I remember implementing this a while ago... be careful that this type of stuff is extremely hard to implement well due to precision/logic errors and debugging difficulties:

Essentially we want to walk the grid while keeping track of the distance to the next grid cell in each dimension. Let's say in a grid of 1x1 cells, we're at (0, 0.5) (cell 0,0) with direction <1, 1>. The distance to the next cell in the X (DX) direction is sqrt(2), while the distance to the next cell in the Y direction (DY) is sqrt(1/2). Thus because DY is smaller, we need to go up 1 cell to cell (0, 1) (enters the cell at (0.5, 1)), and recalculate DX and DY. After we've went up 1 cell, DX is now smaller, so we need to visit the next cell in the X direction. And so forth.

You can optimize this by precomputing a whole set of values. I have implemented it here https://github.com/j...uniformgrid.cpp

dda_vals pre computes values
dda_next walks to the next cell, given current cell/info


Please again note that this kind of stuff is really frustrating/difficult to develop (my implemention is not correct for cases), so use a preexisting intersection library if at all possible (embree is great).
Thanks I kinda skimmed through it and Im not exactly sure if you do this or not, but I made a theory on how to make this algorithm in 2d. I haven't really understood lines in 3d much (still in highschool), but a line that travels on any angle other than 0, 45, 90, 135, 180, 225, 270, 315 and 360 either increases by more than one unit on the x or y value. So if the slope is greater than 1, you take the slope of the line, you create a count variable and in a loop, you subtract 1 unit from slope till slope is less than 1 and store the amount of times you subtracted in count. In your line loop were you actually run through the grids, you could then add one value of x, and add 1 count number of times. You can round the position variables if you want to check whats in the grid so if your sum is lets say x=1, y=2.51, you round it to 3 in a seperate variable, check the grid for anything and then add 1 again (if count isn't reached). So x=1, y=3.51,4.51,etc. Once your finished looping through count, you just add the slope which happens to be less than 1 to the y value. If slope is equal to lets say .70 and you finished adding count with a value of 4.51, you get 5.21. Round it again to check the grid (x=1, y=5) and so on.

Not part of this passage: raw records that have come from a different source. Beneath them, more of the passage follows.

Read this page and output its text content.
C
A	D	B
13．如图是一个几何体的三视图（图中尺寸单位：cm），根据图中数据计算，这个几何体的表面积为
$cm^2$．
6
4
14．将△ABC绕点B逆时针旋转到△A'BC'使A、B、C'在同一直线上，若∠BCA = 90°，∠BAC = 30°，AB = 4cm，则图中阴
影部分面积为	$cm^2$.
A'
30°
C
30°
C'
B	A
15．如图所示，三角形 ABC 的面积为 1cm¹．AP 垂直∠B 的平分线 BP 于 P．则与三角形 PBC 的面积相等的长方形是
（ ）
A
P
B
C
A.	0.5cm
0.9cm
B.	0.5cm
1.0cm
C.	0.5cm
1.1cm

To continue, you simply add x again and run through count again while adding the slope once your done adding 1 count times. With the slope initially being less than 1, I don't think you even need the count value because im pretty sure you can't skip a square with a value less than 1. Also, if slope is negative, simply add -1 and adjust the values that need to be negative to negative instead of keeping them positive. Example: if your in quadrent 1, x and y are positive, quadrent 2, x is negative, y is positive, etc.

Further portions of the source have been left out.